Ashcroft, Evans resign from Bush cabinet
A leading candidate to replace Ashcroft is former Deputy Attorney General Larry Thompson, who once ran the department under Ashcroft and faithfully implemented his policies.
Others likely candidates were White House counsel Alberto Gonzales, President Bush's election campaign chairman Marc Racicot and former New York City Mayor Rudolph Giuliani.
Ashcroft, a devout Christian who once ordered two partially nude statues covered up at the Justice Department so he would no longer be photographed in front of them, began what is expected to be a gradual Cabinet reshuffle ahead of Bush's second term on Jan. 20.

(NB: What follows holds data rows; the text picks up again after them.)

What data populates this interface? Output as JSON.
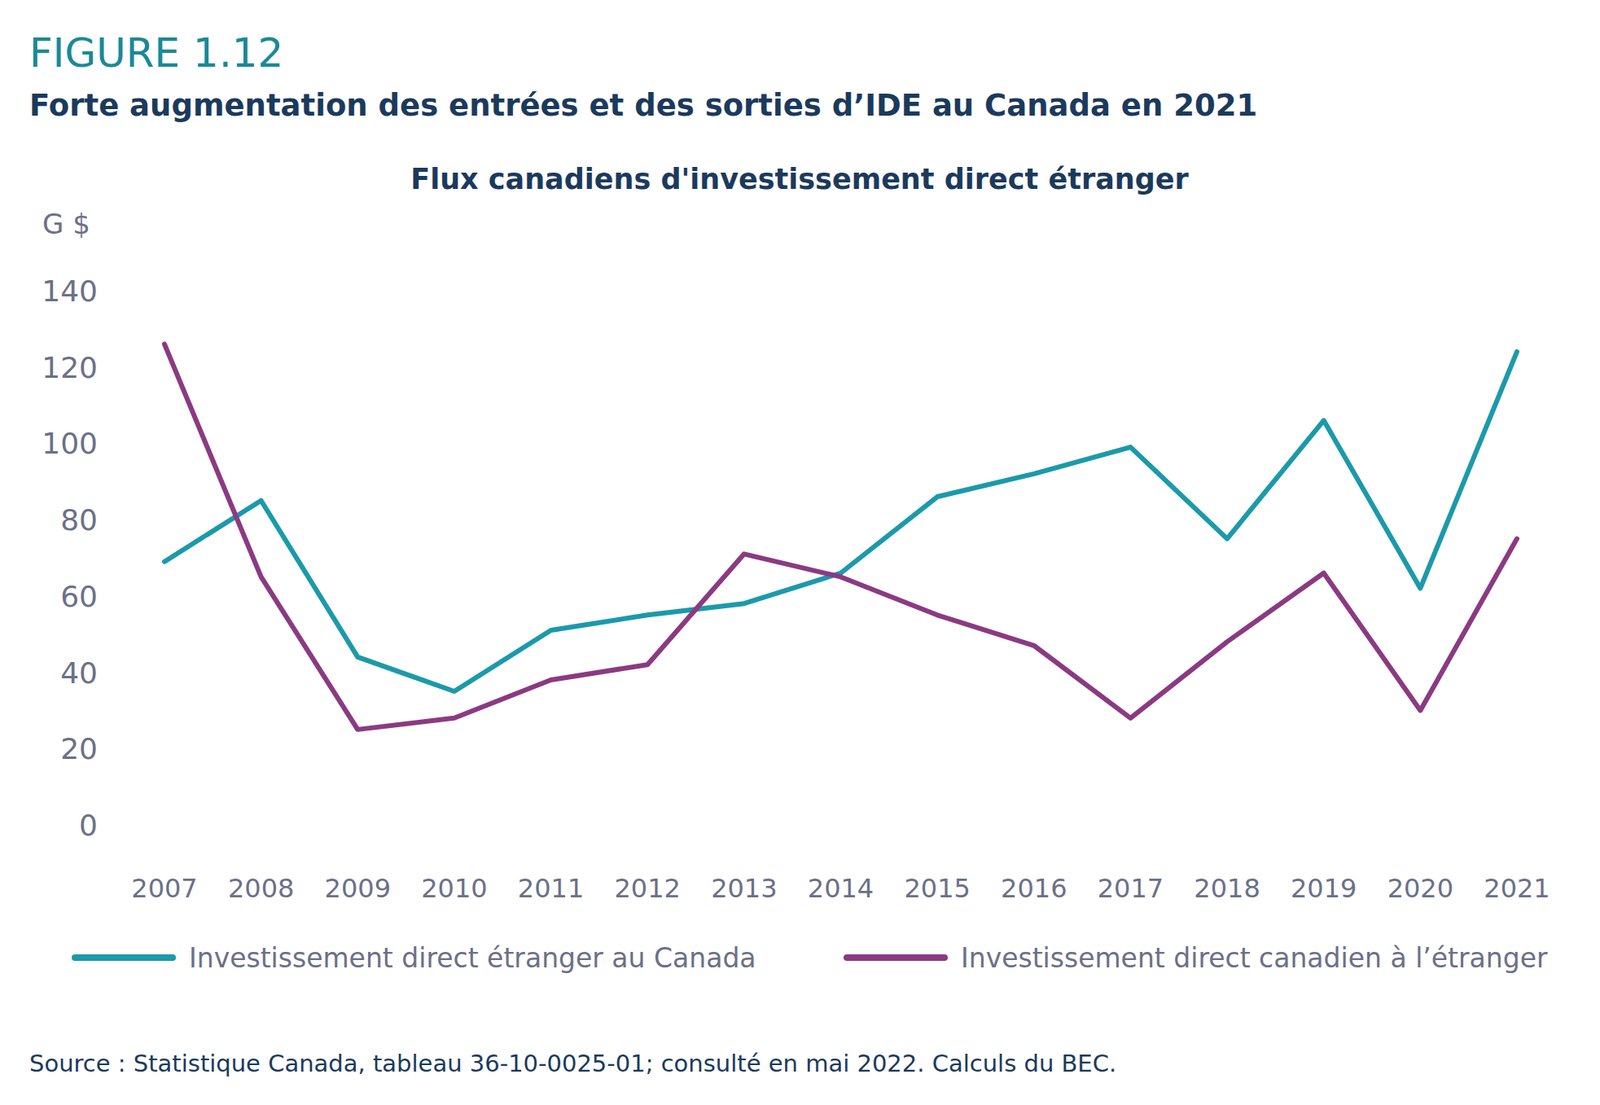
{
  "chart_data": {
    "type": "line",
    "figure_label": "FIGURE 1.12",
    "heading": "Forte augmentation des entrées et des sorties d’IDE au Canada en 2021",
    "title": "Flux canadiens d'investissement direct étranger",
    "y_label": "G $",
    "source": "Source : Statistique Canada, tableau 36-10-0025-01; consulté en mai 2022. Calculs du BEC.",
    "categories": [
      "2007",
      "2008",
      "2009",
      "2010",
      "2011",
      "2012",
      "2013",
      "2014",
      "2015",
      "2016",
      "2017",
      "2018",
      "2019",
      "2020",
      "2021"
    ],
    "series": [
      {
        "name": "Investissement direct étranger au Canada",
        "color": "#1b9aaa",
        "values": [
          69,
          85,
          44,
          35,
          51,
          55,
          58,
          66,
          86,
          92,
          99,
          75,
          106,
          62,
          124
        ]
      },
      {
        "name": "Investissement direct canadien à l’étranger",
        "color": "#8b3a82",
        "values": [
          126,
          65,
          25,
          28,
          38,
          42,
          71,
          65,
          55,
          47,
          28,
          48,
          66,
          30,
          75
        ]
      }
    ],
    "ylim": [
      0,
      140
    ],
    "yticks": [
      0,
      20,
      40,
      60,
      80,
      100,
      120,
      140
    ],
    "grid": false,
    "legend": "bottom"
  }
}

Ashcroft, who missed nearly a month of work earlier this year because of pancreatitis and surgery to remove his gallbladder, had long been a target of criticism by civil liberties groups and some Democrats in Congress over the Bush administration's anti-terrorism policies adopted after the Sept. 11, 2001, attacks.
Ashcroft defended the policies as necessary to prevent another attack and strongly supported a sweeping anti-terror law, the Patriot Act, that gave the government the power to tap phones, track Internet usage and cell phones and detain immigrants.

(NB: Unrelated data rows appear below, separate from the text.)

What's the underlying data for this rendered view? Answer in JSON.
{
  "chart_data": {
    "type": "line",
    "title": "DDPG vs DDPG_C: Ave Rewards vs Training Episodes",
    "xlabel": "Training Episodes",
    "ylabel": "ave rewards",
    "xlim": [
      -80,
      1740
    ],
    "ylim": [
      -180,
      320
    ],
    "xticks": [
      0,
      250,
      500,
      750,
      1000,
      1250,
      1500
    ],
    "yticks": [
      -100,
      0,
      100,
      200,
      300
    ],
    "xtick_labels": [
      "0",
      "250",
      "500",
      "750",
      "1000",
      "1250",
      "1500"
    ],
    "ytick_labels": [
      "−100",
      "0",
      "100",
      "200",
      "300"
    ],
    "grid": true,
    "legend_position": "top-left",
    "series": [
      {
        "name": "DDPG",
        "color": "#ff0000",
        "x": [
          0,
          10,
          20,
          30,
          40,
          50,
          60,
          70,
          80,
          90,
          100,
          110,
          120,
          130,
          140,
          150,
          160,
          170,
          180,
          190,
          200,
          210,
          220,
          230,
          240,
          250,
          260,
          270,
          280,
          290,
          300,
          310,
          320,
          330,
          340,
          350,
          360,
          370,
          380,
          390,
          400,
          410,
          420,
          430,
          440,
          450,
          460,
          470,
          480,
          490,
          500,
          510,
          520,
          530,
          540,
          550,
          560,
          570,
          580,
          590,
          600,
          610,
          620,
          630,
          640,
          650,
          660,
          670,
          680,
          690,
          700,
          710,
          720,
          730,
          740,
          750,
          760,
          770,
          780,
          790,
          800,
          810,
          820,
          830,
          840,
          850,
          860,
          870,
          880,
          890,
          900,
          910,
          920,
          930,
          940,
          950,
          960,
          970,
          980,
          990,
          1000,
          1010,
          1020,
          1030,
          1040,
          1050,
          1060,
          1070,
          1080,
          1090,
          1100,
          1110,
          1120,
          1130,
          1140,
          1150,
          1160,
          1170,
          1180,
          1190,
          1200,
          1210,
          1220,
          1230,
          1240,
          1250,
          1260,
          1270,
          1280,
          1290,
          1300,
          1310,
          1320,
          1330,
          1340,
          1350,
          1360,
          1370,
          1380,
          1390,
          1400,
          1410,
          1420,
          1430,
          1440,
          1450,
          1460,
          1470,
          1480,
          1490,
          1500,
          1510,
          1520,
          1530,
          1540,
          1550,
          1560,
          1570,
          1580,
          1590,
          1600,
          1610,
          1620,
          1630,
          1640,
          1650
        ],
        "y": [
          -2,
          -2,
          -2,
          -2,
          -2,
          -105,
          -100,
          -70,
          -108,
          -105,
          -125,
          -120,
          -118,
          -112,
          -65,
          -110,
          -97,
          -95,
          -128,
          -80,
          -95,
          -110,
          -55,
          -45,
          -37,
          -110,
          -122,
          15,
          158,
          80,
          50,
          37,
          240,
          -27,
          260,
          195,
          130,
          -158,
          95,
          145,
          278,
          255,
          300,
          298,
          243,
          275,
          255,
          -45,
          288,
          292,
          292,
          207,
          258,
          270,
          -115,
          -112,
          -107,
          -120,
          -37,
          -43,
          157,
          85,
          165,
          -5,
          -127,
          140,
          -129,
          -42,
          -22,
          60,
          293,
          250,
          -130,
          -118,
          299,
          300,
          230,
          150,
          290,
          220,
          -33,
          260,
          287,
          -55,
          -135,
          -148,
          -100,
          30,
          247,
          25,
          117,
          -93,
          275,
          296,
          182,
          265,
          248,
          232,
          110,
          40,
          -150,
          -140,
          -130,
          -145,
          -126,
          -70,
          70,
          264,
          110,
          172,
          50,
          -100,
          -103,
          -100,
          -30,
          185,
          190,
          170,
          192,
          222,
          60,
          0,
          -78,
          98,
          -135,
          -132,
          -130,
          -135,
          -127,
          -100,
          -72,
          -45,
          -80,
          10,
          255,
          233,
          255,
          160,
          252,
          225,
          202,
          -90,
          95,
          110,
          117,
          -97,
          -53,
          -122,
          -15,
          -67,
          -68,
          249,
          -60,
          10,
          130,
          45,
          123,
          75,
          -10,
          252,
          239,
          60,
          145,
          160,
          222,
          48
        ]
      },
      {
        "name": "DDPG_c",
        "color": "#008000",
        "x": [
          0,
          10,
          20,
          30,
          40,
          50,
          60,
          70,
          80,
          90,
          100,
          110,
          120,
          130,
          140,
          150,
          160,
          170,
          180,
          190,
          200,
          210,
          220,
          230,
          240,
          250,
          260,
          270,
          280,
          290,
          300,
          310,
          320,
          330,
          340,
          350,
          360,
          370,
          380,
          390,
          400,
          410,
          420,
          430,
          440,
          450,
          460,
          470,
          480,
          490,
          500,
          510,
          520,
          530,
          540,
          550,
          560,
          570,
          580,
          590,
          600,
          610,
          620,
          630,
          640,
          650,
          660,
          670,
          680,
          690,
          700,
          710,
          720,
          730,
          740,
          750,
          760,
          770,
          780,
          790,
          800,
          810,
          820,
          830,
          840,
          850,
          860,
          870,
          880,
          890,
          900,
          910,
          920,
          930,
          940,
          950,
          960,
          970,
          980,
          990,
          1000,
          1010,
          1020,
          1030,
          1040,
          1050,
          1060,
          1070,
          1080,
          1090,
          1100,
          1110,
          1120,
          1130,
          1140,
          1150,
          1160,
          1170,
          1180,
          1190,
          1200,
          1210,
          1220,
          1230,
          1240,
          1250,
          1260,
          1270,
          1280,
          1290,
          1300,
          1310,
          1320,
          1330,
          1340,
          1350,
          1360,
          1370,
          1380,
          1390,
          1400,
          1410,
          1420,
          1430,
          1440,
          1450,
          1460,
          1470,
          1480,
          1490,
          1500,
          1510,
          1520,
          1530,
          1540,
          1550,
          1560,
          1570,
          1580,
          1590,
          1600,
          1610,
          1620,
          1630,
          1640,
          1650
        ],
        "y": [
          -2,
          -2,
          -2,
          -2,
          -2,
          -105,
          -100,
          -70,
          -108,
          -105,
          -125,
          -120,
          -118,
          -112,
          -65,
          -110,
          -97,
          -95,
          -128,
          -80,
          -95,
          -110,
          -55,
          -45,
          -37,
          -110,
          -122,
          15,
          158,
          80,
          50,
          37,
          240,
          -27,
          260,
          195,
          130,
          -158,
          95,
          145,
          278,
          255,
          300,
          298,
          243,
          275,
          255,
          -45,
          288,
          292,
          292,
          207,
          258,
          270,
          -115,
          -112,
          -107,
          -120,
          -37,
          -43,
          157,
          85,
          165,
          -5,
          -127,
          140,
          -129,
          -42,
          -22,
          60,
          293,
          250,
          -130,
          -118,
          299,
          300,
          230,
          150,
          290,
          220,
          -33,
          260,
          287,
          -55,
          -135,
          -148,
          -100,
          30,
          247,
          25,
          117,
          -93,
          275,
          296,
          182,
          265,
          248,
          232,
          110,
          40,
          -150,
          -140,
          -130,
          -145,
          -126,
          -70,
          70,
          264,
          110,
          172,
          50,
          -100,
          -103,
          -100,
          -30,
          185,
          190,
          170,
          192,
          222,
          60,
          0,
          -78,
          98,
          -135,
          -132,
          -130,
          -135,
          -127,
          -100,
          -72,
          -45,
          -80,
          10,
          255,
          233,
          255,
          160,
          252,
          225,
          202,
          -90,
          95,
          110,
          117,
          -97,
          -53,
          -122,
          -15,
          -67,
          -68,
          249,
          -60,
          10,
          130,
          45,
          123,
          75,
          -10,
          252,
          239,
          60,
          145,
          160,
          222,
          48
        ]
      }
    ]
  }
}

But in a major blow for Ashcroft, on June 28 this year the US Supreme Court rejected the administration's position in a pair of rulings and said terror suspects could use the American judicial system to challenge their confinement.
A month before that, Ashcroft warned at a news conference that al Qaeda planned in the next few months to attack the United States. The attack never occurred, and Ashcroft was criticized for failing to give any details and for scaring people.
"The demands of justice are both rewarding and depleting," Ashcroft said in a handwritten resignation letter to Bush dated Nov. 2, the day the president was re-elected. "I take great personal satisfaction in the record which has been developed. The safety of Americans from crime and terror has been achieved."